La nouvelle vient de tomber. Alors que le premier symposium africain francophone sur l’intelligence artificielle s’était tenu à l’Université Polytechnique Mohammed VI à Ben Guérir au Maroc en 2018, une agence spécialisée devrait ouvrir ses portes au Togo. La première pierre de l’Agence Francophone pour l’Intelligence Artificielle (AFRIA) sera posée lors du symposium d’Aného du 16 et 17 décembre 2019 qui commence demain.

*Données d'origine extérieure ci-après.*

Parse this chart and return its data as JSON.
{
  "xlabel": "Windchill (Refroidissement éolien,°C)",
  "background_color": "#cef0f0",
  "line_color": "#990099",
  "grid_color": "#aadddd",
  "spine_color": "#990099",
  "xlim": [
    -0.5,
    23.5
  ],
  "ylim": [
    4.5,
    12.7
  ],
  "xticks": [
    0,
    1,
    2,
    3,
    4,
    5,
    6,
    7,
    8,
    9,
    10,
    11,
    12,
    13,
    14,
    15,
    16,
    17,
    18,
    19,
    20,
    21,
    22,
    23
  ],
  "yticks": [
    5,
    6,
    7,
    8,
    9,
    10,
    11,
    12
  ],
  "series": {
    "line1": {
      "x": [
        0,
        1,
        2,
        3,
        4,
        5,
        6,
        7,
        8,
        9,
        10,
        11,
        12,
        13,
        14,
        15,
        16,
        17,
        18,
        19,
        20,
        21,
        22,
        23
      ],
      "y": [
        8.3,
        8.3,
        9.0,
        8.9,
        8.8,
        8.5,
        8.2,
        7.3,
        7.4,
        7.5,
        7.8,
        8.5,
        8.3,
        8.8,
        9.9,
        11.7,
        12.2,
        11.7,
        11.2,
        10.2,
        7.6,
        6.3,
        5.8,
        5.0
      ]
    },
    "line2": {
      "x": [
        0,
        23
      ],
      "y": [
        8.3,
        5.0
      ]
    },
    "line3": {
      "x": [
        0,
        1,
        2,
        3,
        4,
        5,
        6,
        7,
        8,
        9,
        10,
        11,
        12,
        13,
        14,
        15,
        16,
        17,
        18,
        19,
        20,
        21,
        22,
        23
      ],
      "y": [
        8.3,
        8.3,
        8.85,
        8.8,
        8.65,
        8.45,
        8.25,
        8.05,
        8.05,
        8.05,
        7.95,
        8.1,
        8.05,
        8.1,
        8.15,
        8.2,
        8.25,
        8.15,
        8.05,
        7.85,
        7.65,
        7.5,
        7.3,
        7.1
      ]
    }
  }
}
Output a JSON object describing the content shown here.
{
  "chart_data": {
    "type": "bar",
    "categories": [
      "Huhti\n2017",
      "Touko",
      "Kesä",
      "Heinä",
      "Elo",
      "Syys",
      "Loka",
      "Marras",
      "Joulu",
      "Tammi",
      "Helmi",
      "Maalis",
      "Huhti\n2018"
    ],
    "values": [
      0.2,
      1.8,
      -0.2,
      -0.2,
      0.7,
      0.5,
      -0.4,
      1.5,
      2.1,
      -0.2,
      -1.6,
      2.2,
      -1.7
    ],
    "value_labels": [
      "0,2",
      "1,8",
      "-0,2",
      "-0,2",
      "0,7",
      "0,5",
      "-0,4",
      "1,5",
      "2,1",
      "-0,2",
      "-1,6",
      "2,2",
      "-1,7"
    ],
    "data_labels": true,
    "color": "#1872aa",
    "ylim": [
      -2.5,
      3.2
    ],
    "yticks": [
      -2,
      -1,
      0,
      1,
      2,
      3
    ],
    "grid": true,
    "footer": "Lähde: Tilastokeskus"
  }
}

L’Afrique francophone en ordre de marche, l’IA un virage technologique nécessaire

Ce n’est un secret pour personne, l’intelligence artificielle est la révolution de ce siècle. C’est même devenu l’enjeu du siècle. Toutes les startups et entreprises modernes misent sur l’utilisation de l’intelligence artificielle, quand celle-ci ne constitue par le coeur même de leurs services et de leur développement : les GAFAM (Google, Apple, Facebook, Amazon et Microsoft) mais aussi les BATX (Baidu, Alibaba, Tencent, Xiaomi) forts présents en Afrique, sans parler de TESLA ou de toutes les FINTECH émergentes. Quel que soit le secteur, tous sont touchés par les avancées de l’intelligence artificielle : robotique, finance et blockchain, santé et génétique, éducation, informatique des objets et objets connectés… les applications sont infinies. Alors que le monde entier commence à tourner sous l’influence de l’IA, l’Afrique ne peut pas, l’Afrique ne doit pas rater cette transition digitale.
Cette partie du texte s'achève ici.